Alma erinnerte sich sofort, dass sie ihr Handy im Zug demonstrativ aus der Handtasche genommen und abgestellt hatte, als ein Mitreisender ihr gegenüber sein drittes Telefonat in Serie begonnen und ihre vernichtenden Blicke konstant ignoriert hatte. Sie spürte, wie ihr Gesicht zu glühen begann.

„Ihrem Sohn ist doch hoffentlich nichts Schlimmes passiert?“

„Nur ein Sturz von der Schaukel. Aber zur Sicherheit sind wir doch in die Klinik zum Röntgen gefahren, auch, um die Kindergärtnerinnen zu beruhigen. Na, und die Schürfwunden an Knie und Ellenbogen wurden danach in der Ambulanz von ihrem Besitzer stolz vorgezeigt und von der Schwester aufwendig verbunden. Jetzt ist Paul wieder im Kindergarten und …“

„Und sicher der viel beachtete Mittelpunkt mit seinen Verbänden“, unterbrach ihn Alma.

Herr Lenk nickte mit der Andeutung eines Lächelns. „Also dann noch einmal von vorn: Willkommen in Weimar, Frau Winter. Ich hoffe, Sie hatten eine angenehme Reise.
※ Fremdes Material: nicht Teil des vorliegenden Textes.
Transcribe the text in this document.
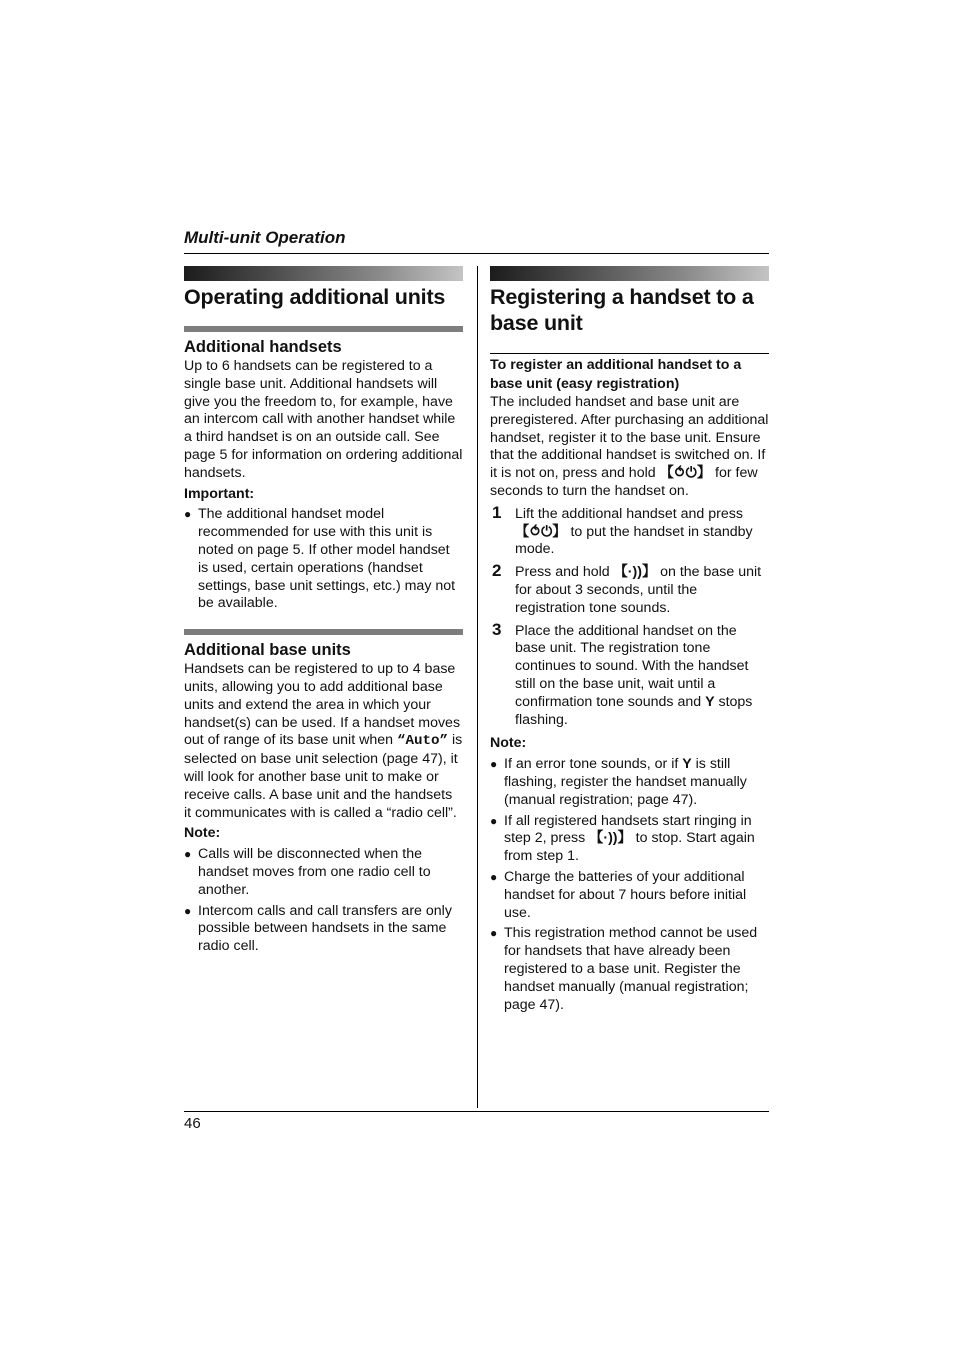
Multi-unit Operation
Operating additional units
Additional handsets

Up to 6 handsets can be registered to a single base unit. Additional handsets will give you the freedom to, for example, have an intercom call with another handset while a third handset is on an outside call. See page 5 for information on ordering additional handsets.

Important:
● The additional handset model recommended for use with this unit is noted on page 5. If other model handset is used, certain operations (handset settings, base unit settings, etc.) may not be available.
Additional base units

Handsets can be registered to up to 4 base units, allowing you to add additional base units and extend the area in which your handset(s) can be used. If a handset moves out of range of its base unit when “Auto” is selected on base unit selection (page 47), it will look for another base unit to make or receive calls. A base unit and the handsets it communicates with is called a “radio cell”.

Note:
● Calls will be disconnected when the handset moves from one radio cell to another.
● Intercom calls and call transfers are only possible between handsets in the same radio cell.
Registering a handset to a base unit
To register an additional handset to a base unit (easy registration)

The included handset and base unit are preregistered. After purchasing an additional handset, register it to the base unit. Ensure that the additional handset is switched on. If it is not on, press and hold 【⥀⏻】 for few seconds to turn the handset on.

1 Lift the additional handset and press 【⥀⏻】 to put the handset in standby mode.
2 Press and hold 【·))】 on the base unit for about 3 seconds, until the registration tone sounds.
3 Place the additional handset on the base unit. The registration tone continues to sound. With the handset still on the base unit, wait until a confirmation tone sounds and Υ stops flashing.
Note:
● If an error tone sounds, or if Υ is still flashing, register the handset manually (manual registration; page 47).
● If all registered handsets start ringing in step 2, press 【·))】 to stop. Start again from step 1.
● Charge the batteries of your additional handset for about 7 hours before initial use.
● This registration method cannot be used for handsets that have already been registered to a base unit. Register the handset manually (manual registration; page 47).
46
Es ist gut, dass wir uns gleich hier, am locus delicti sozusagen, treffen. Ich sehe, Sie sind vor dem Verhungern bewahrt worden. Dann lassen Sie uns doch gleich zur Sache kommen. Darf ich mich Ihres Koffers annehmen?“

Er machte Anstalten, sich des Koffergriffes zu bemächtigen, doch Alma schüttelte den Kopf.

„Einen Moment, Herr Lenk. Ich muss noch schnell für den Gourmetimbiss bezahlen.“

Der Anwalt schaute irritiert von Alma zum Schalter, ließ aber den Koffer gehorsam stehen. Alma zahlte und sagte mit dem Anflug eines Lächelns zu Moni und Holger: „Toll – aber irgendwie kaum zu glauben! Auf Wiedersehen!“

„Immer gerne“, antwortete Moni, nickte ihr zu und musterte dabei den BMW samt seinem Besitzer argwöhnisch.

„Jetzt können wir. Und glauben Sie mir, ich bin schon sehr gespannt.“

Alma wollte nach ihrem Koffer greifen, aber Herr Lenk war schneller.

„Ich schlage vor“, sagte er, „wir verstauen Ihren Koffer im Auto und besichtigen zunächst das Haus. Danach fahren wir in die Kanzlei und besprechen alles Notwendige. Sie haben dann bereits einen ersten Eindruck vom Gegenstand der Nachlasssache und können mithilfe der Informationen, die Sie von mir erhalten, erste Überlegungen anstellen. Ich darf Ihnen meine Karte geben?“

Alma nahm die Visitenkarte. „Benjamin Lenk, Rechtsanwalt, Kanzlei Rottloff und Kollegen, Rechtsanwälte und Notare“ las sie.

Als sie aufblickte, ging Herr Lenk bereits auf das Haus zu. Alma beeilte sich, zu ihm aufzuschließen. Er zog einen Sicherheitsschlüssel aus der Hosentasche und bog um die Ecke in Richtung Hauseingang.

„Vorsicht!“, wollte Alma noch rufen, aber sie sah, dass auf dem Bürgersteig neben der Ampel im Moment keine Gefahr drohte, alles stand auf Rot und nichts bewegte sich.